We found only minimal differences in Bcl-2 family mRNA expression between healthy smokers and healthy non-smokers, and between smoking and non-smoking COPD patients. This suggests that the effects of smoking are not evident in neutrophils from peripheral blood as would be expected in cells from BALF, especially in patients with mild to moderate COPD like those included in the current study. An alternative explanation would be that Bcl-2 member expression is implicated in COPD pathogenesis, but not through a pathway that is affected by smoking. In addition, COPD is the result of the interactions between genes and the environment [24, 25]. Genes other than Bcl-2 family members could be affected by these factors.

More studies are needed to investigate the relationships between mRNA and protein levels, and to determine whether the results of Bcl family members in normal neutrophils apply to COPD patients.
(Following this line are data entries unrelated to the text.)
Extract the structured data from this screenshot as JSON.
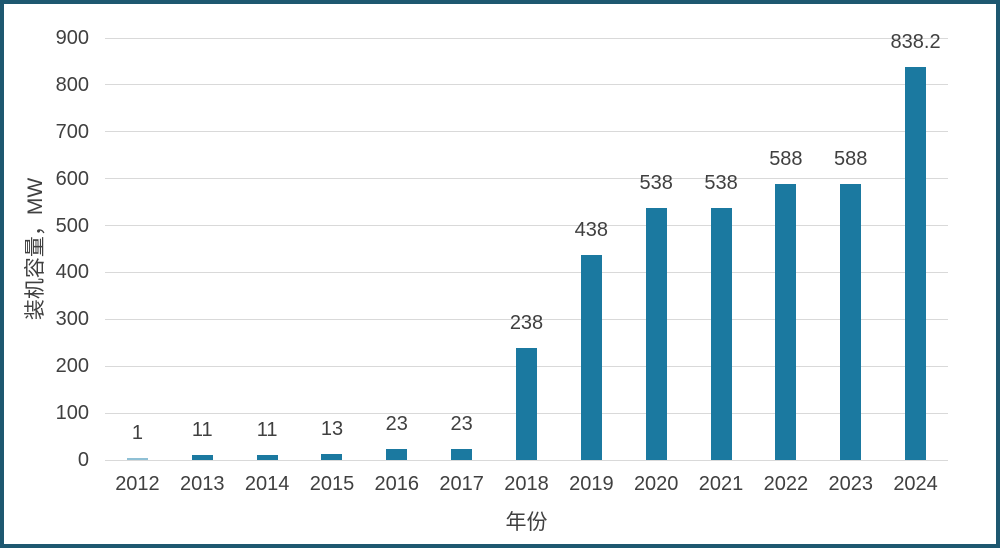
{
  "frame": {
    "border_color": "#1e5870",
    "background_color": "#ffffff"
  },
  "chart_data": {
    "type": "bar",
    "title": "",
    "xlabel": "年份",
    "ylabel": "装机容量，MW",
    "categories": [
      "2012",
      "2013",
      "2014",
      "2015",
      "2016",
      "2017",
      "2018",
      "2019",
      "2020",
      "2021",
      "2022",
      "2023",
      "2024"
    ],
    "values": [
      1,
      11,
      11,
      13,
      23,
      23,
      238,
      438,
      538,
      538,
      588,
      588,
      838.2
    ],
    "value_labels": [
      "1",
      "11",
      "11",
      "13",
      "23",
      "23",
      "238",
      "438",
      "538",
      "538",
      "588",
      "588",
      "838.2"
    ],
    "ylim": [
      0,
      900
    ],
    "ytick_step": 100,
    "ytick_labels": [
      "0",
      "100",
      "200",
      "300",
      "400",
      "500",
      "600",
      "700",
      "800",
      "900"
    ],
    "grid": true,
    "legend": "none",
    "bar_color": "#1b79a0",
    "tiny_bar_color": "#8fc0d5",
    "gridline_color": "#d9d9d9",
    "text_color": "#404040"
  }
}
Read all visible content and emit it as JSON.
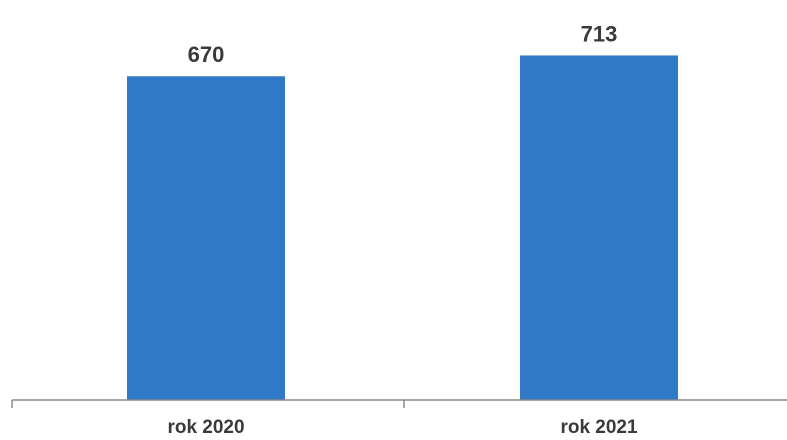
{
  "chart_data": {
    "type": "bar",
    "categories": [
      "rok 2020",
      "rok 2021"
    ],
    "values": [
      670,
      713
    ],
    "data_labels": [
      "670",
      "713"
    ],
    "title": "",
    "xlabel": "",
    "ylabel": "",
    "ylim": [
      0,
      745
    ],
    "grid": false,
    "legend": "none",
    "colors": {
      "bar": "#2f79c6",
      "axis": "#8a8a8a",
      "label_text": "#3a3a3a"
    }
  }
}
An in-depth study is also needed on the neutrophil apoptosis pathways that are influenced by cigarette smoking and the complex effects of nicotine on neutrophil apoptosis in vivo.

Conclusions

We evaluated associations between Bcl-2 family members mRNA expressions and delayed apoptosis for unstimulated peripheral blood neutrophils from COPD patients. Relative to neutrophils from healthy controls, pro-apoptotic gene Bak mRNA was significantly downregulated in COPD patients’ neutrophils, whereas anti-apoptotic gene Bcl-xl and Mcl-1 mRNA’s were significantly upregulated. In addition, Bak mRNA was significantly positively correlated with %predicted FEV1 and the FEV1/FVC ratio, while Bcl-xl and Mcl-1 mRNA’s were negatively correlated with these parameters. The trend for abnormal mRNA expression for members of the Bcl-2 family was consistent with the decline in lung function in COPD. Therefore, the most likely neutrophil apoptosis pathway in COPD patients may be the mitochondrial pathway, which could be a new target for future COPD research.